Tuesday, December 29, 2009

Dream Hike


Taken 12/26/09 in Guadalupe Mountains National Park.  Just out of the frame is Guadalupe Peak, the highest point in Texas.

Friday, December 25, 2009

Merry Christmas!


One of Monte's Christmas presents from me is my pledge to actually blog in 2010.  So let's get this started, shall we?

And to get things started, here's a Van Hornian's holiday decorations.  Notice the floor lamp?

Purpose

Margaret asked me about purpose in life. It surprised me that such a question could be answered right away.

I used to feel I was born to stitch, to use the hand to reveal in a tiny fashion, a small truth: personal memory, sentiment, political commentary. It was a passion, sitting there for hours and hours often still in pjamas at the end of the day, immersed in a world often as small as a square inch. It was a quest to create something perfect, a struggle, a challenge, and in a life where I felt very little control, my hyperfocus could at least control the space held within an embroidery hoop.

The work of the hand felt a part of a family legacy, of stitchers, knitters, carvers, and cooks, and a legacy that felt right for me to follow. There is a grace to using the hand to create, a nobility. It rails against the virtual world, a defense of the beauty of antiquated ways.

It helped me know myself better, the meditative rhythm of the stitch could work out issues long before I processed them consciously. I'd start a piece thinking it was about one thing, and then much later see it was really about something else. My hand lead me to the truth about my profession, health and relationships.

Stitching brought me life-changing friendships and experiences, enriching my life beyond imagination. I taught at Arrowmont twice, the place I first seriously studied my craft. I got to sit in residency at Anderson Center and at Ragdale, elite refuges for writers and artists. Their cozy studios were the places I struggled on my strongest pieces, feeling a responsibility to the privilege and to the work.

But things change.

I am not a sit-on-my-butt kind of girl anymore. There is no doubt I am healthier and happier running and hiking and cycling, and hopefully, working to make our communities better. The long ago humiliations of the weakest girl in school have been buried by the endorphins of the Senior Games athlete. In the nick of time, before the body is lost to age, I'm learning to listen to myself in a new way, challenging the limits of my determination and courage, and challenging my entire body, not just the delicately beautiful muscles of the hand.

I feel no need to create or control a tiny perfect world. Perhaps stitching gave me the gift of working through that need, to leave me with the faith that the world will be what it is: complex, difficult, beautiful.

Stitching is harder now. I'm restless to move; I want to go, go, go. My old eyes don't see the delicate possibilities of the tiny stitch as easily as they used to.

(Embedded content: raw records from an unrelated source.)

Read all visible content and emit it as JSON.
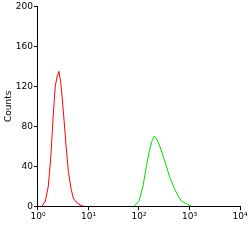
{
  "chart_data": {
    "type": "line",
    "y_label": "Counts",
    "log": "x",
    "grid": false,
    "xlim": [
      1,
      10000
    ],
    "xticks": [
      {
        "value": 1,
        "label": "10⁰"
      },
      {
        "value": 10,
        "label": "10¹"
      },
      {
        "value": 100,
        "label": "10²"
      },
      {
        "value": 1000,
        "label": "10³"
      },
      {
        "value": 10000,
        "label": "10⁴"
      }
    ],
    "ylim": [
      0,
      200
    ],
    "yticks": [
      0,
      40,
      80,
      120,
      160,
      200
    ],
    "series": [
      {
        "color": "#ff0000",
        "x": [
          1.2,
          1.4,
          1.6,
          1.8,
          2.0,
          2.2,
          2.4,
          2.6,
          2.8,
          3.0,
          3.3,
          3.6,
          4.0,
          4.5,
          5.0,
          6.0,
          7.0,
          8.0
        ],
        "values": [
          0,
          5,
          20,
          50,
          90,
          120,
          130,
          135,
          125,
          110,
          85,
          60,
          35,
          18,
          8,
          3,
          1,
          0
        ]
      },
      {
        "color": "#00dd00",
        "x": [
          80,
          100,
          120,
          140,
          160,
          180,
          200,
          220,
          250,
          300,
          350,
          400,
          500,
          600,
          700,
          900,
          1100
        ],
        "values": [
          0,
          5,
          20,
          40,
          55,
          65,
          70,
          68,
          62,
          50,
          40,
          30,
          18,
          10,
          5,
          2,
          0
        ]
      }
    ]
  }
}
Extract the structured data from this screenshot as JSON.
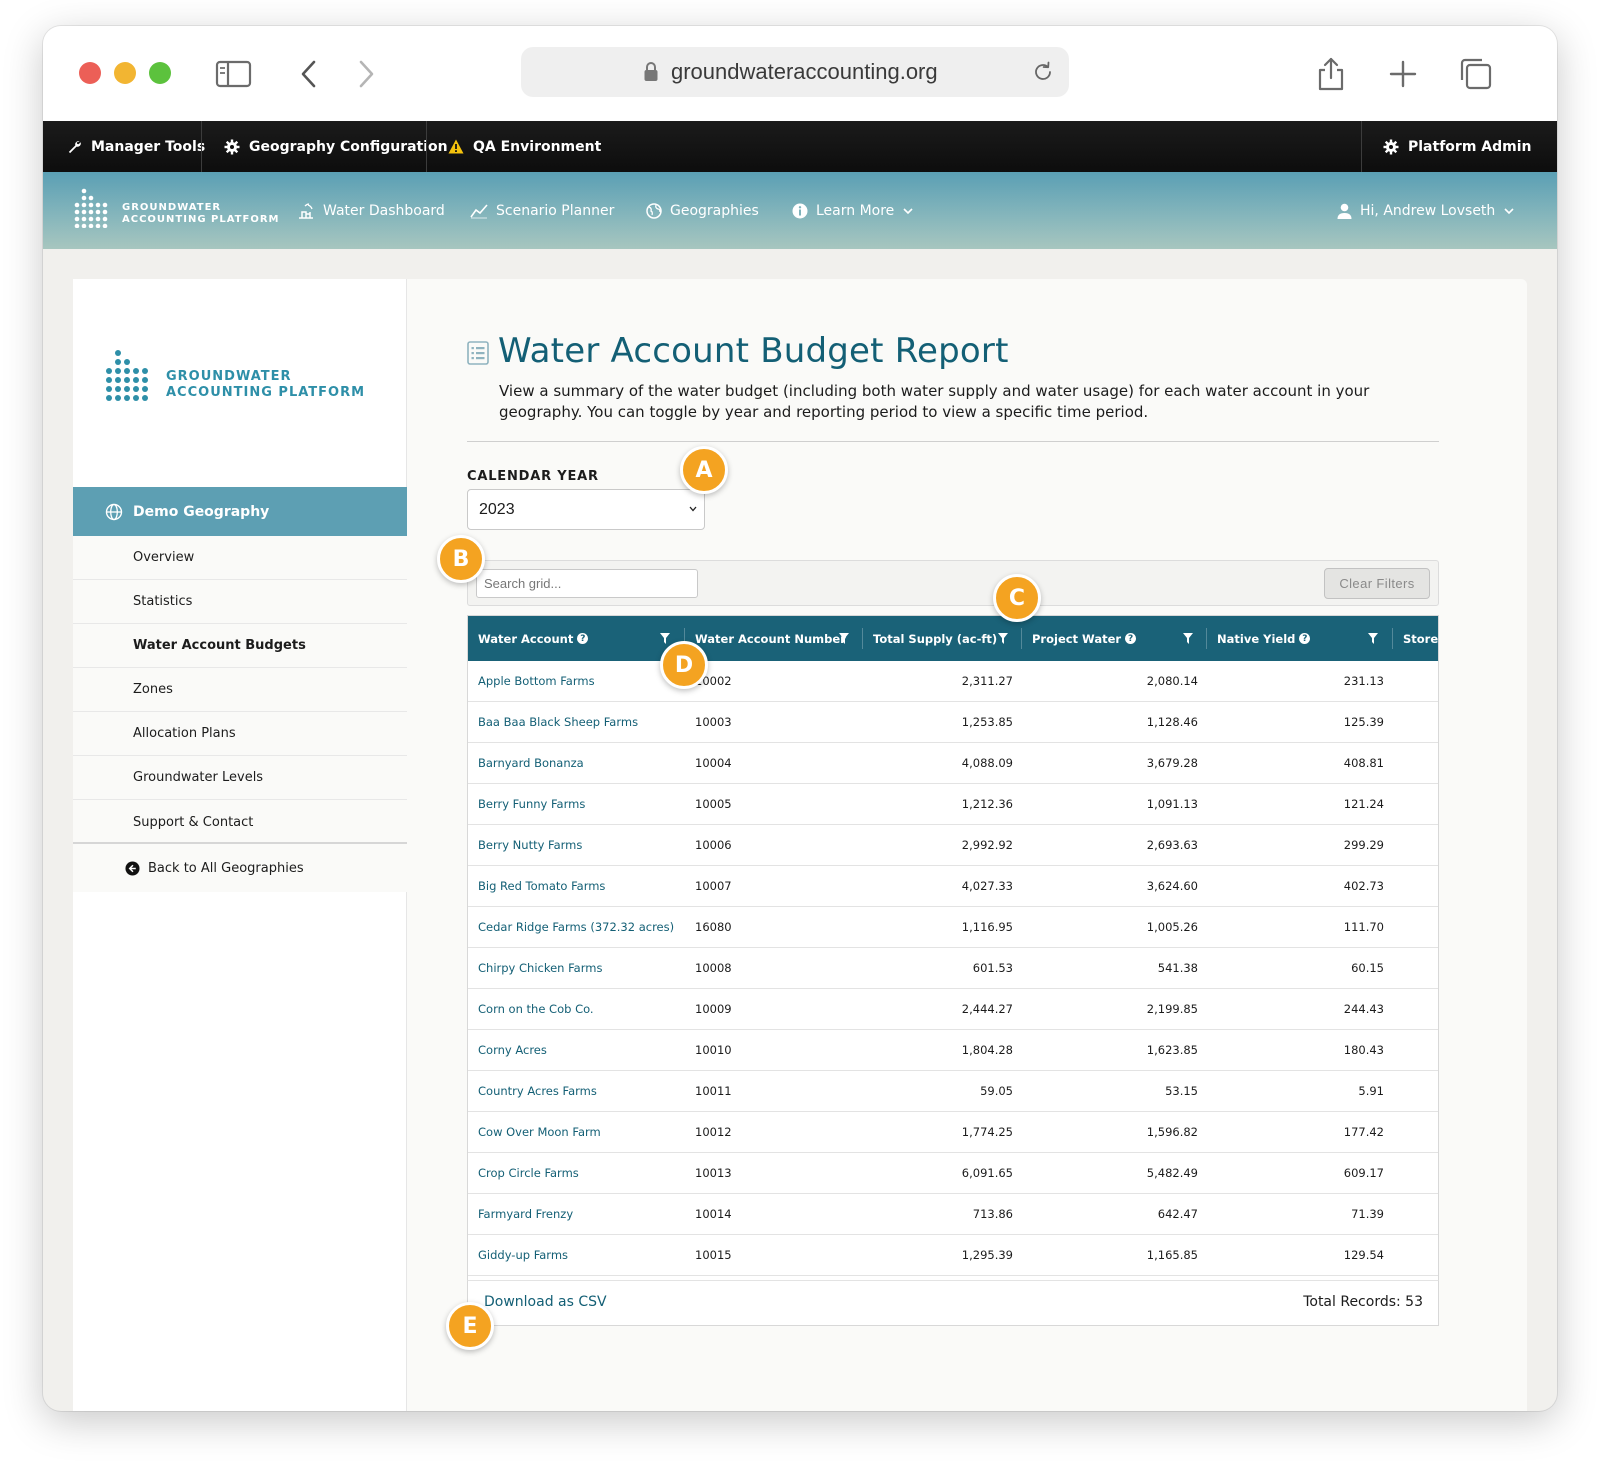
{
  "browser": {
    "url": "groundwateraccounting.org",
    "traffic_lights": {
      "close": "#ec5f57",
      "minimize": "#f2b532",
      "zoom": "#5cc23d"
    }
  },
  "admin_bar": {
    "manager_tools": "Manager Tools",
    "geography_config": "Geography Configuration",
    "qa_environment": "QA Environment",
    "platform_admin": "Platform Admin"
  },
  "main_nav": {
    "logo_line1": "GROUNDWATER",
    "logo_line2": "ACCOUNTING PLATFORM",
    "water_dashboard": "Water Dashboard",
    "scenario_planner": "Scenario Planner",
    "geographies": "Geographies",
    "learn_more": "Learn More",
    "user": "Hi, Andrew Lovseth"
  },
  "sidebar": {
    "logo_line1": "GROUNDWATER",
    "logo_line2": "ACCOUNTING PLATFORM",
    "geography": "Demo Geography",
    "items": [
      {
        "label": "Overview",
        "active": false
      },
      {
        "label": "Statistics",
        "active": false
      },
      {
        "label": "Water Account Budgets",
        "active": true
      },
      {
        "label": "Zones",
        "active": false
      },
      {
        "label": "Allocation Plans",
        "active": false
      },
      {
        "label": "Groundwater Levels",
        "active": false
      },
      {
        "label": "Support & Contact",
        "active": false
      }
    ],
    "back": "Back to All Geographies"
  },
  "page": {
    "title": "Water Account Budget Report",
    "description": "View a summary of the water budget (including both water supply and water usage) for each water account in your geography. You can toggle by year and reporting period to view a specific time period.",
    "year_label": "CALENDAR YEAR",
    "year_value": "2023"
  },
  "grid": {
    "search_placeholder": "Search grid...",
    "clear_filters": "Clear Filters",
    "columns": [
      "Water Account",
      "Water Account Number",
      "Total Supply (ac-ft)",
      "Project Water",
      "Native Yield",
      "Stored"
    ],
    "rows": [
      [
        "Apple Bottom Farms",
        "10002",
        "2,311.27",
        "2,080.14",
        "231.13"
      ],
      [
        "Baa Baa Black Sheep Farms",
        "10003",
        "1,253.85",
        "1,128.46",
        "125.39"
      ],
      [
        "Barnyard Bonanza",
        "10004",
        "4,088.09",
        "3,679.28",
        "408.81"
      ],
      [
        "Berry Funny Farms",
        "10005",
        "1,212.36",
        "1,091.13",
        "121.24"
      ],
      [
        "Berry Nutty Farms",
        "10006",
        "2,992.92",
        "2,693.63",
        "299.29"
      ],
      [
        "Big Red Tomato Farms",
        "10007",
        "4,027.33",
        "3,624.60",
        "402.73"
      ],
      [
        "Cedar Ridge Farms (372.32 acres)",
        "16080",
        "1,116.95",
        "1,005.26",
        "111.70"
      ],
      [
        "Chirpy Chicken Farms",
        "10008",
        "601.53",
        "541.38",
        "60.15"
      ],
      [
        "Corn on the Cob Co.",
        "10009",
        "2,444.27",
        "2,199.85",
        "244.43"
      ],
      [
        "Corny Acres",
        "10010",
        "1,804.28",
        "1,623.85",
        "180.43"
      ],
      [
        "Country Acres Farms",
        "10011",
        "59.05",
        "53.15",
        "5.91"
      ],
      [
        "Cow Over Moon Farm",
        "10012",
        "1,774.25",
        "1,596.82",
        "177.42"
      ],
      [
        "Crop Circle Farms",
        "10013",
        "6,091.65",
        "5,482.49",
        "609.17"
      ],
      [
        "Farmyard Frenzy",
        "10014",
        "713.86",
        "642.47",
        "71.39"
      ],
      [
        "Giddy-up Farms",
        "10015",
        "1,295.39",
        "1,165.85",
        "129.54"
      ]
    ],
    "download_csv": "Download as CSV",
    "total_records": "Total Records: 53"
  },
  "badges": {
    "a": "A",
    "b": "B",
    "c": "C",
    "d": "D",
    "e": "E"
  },
  "colors": {
    "accent": "#135f75",
    "header": "#1a6278",
    "badge": "#f4a321"
  }
}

And so in all the months I have not stitched, I've felt I've ignored a sweetheart, a true love. I've wrestled with whether I should declare I've left it for good, giving us both the dignity of a true breakup. Fortunately, stitching's patience will allow it to sit on a shelf, waiting for me to come back to it someday guilt-free.

Purpose still comes in yearning spirits, but not solely my own.

I see the yearning in the faces of folks in Dallas and Houston, tired of their lives of offices and traffic and not enough blue sky. They are searching for a place where they feel young and free, if not forever, then long enough to go back and face the lives they've built in the city. They may find it in the mountains of Texas, as I did.

I remember finding my grandmother's Hawaii travel journal among her papers when she died. There was a bounce, a youth in her words, though she was well into her 60s when she'd traveled there. Hawaii was--for an unassuming woman with a very quiet life--sunlight.

As a girl, I could see cars pass by on old Route 66 from my seat at the dining room table. They were going somewhere out "there," a place unformed in my imagination, but certainly a place of excitement or adventure or long-sought peace. A place with meaning, or if not a place...then they were finding "meaning" itself.

My solo hike in Scotland, across quaking bogs, over waterfalls, through snow guided only by topo map took more courage than am willing to take at home. It proved me to me.

Our guides, Paul and Pauline, built me a step-up-to-the-plate "Scotland" and my folks a safe and happy "Scotland." Their photos, where they seem so young, show faces lit with joy. We got the time of our lives in one trip. There is no nobler work than that.

And so, it is with this purpose I wake every morning, excited for the new day. Travel brought me here, and without a doubt this is a harder place than I've ever lived, but a place possessing the power and beauty to strengthen and transform. Travel not only made me young again, it has given me the time of my life. If the thousands of hours I spent, head bowed over small bits of fabric and thread, helped to bring me to this place that I try to share with others, I am profoundly grateful.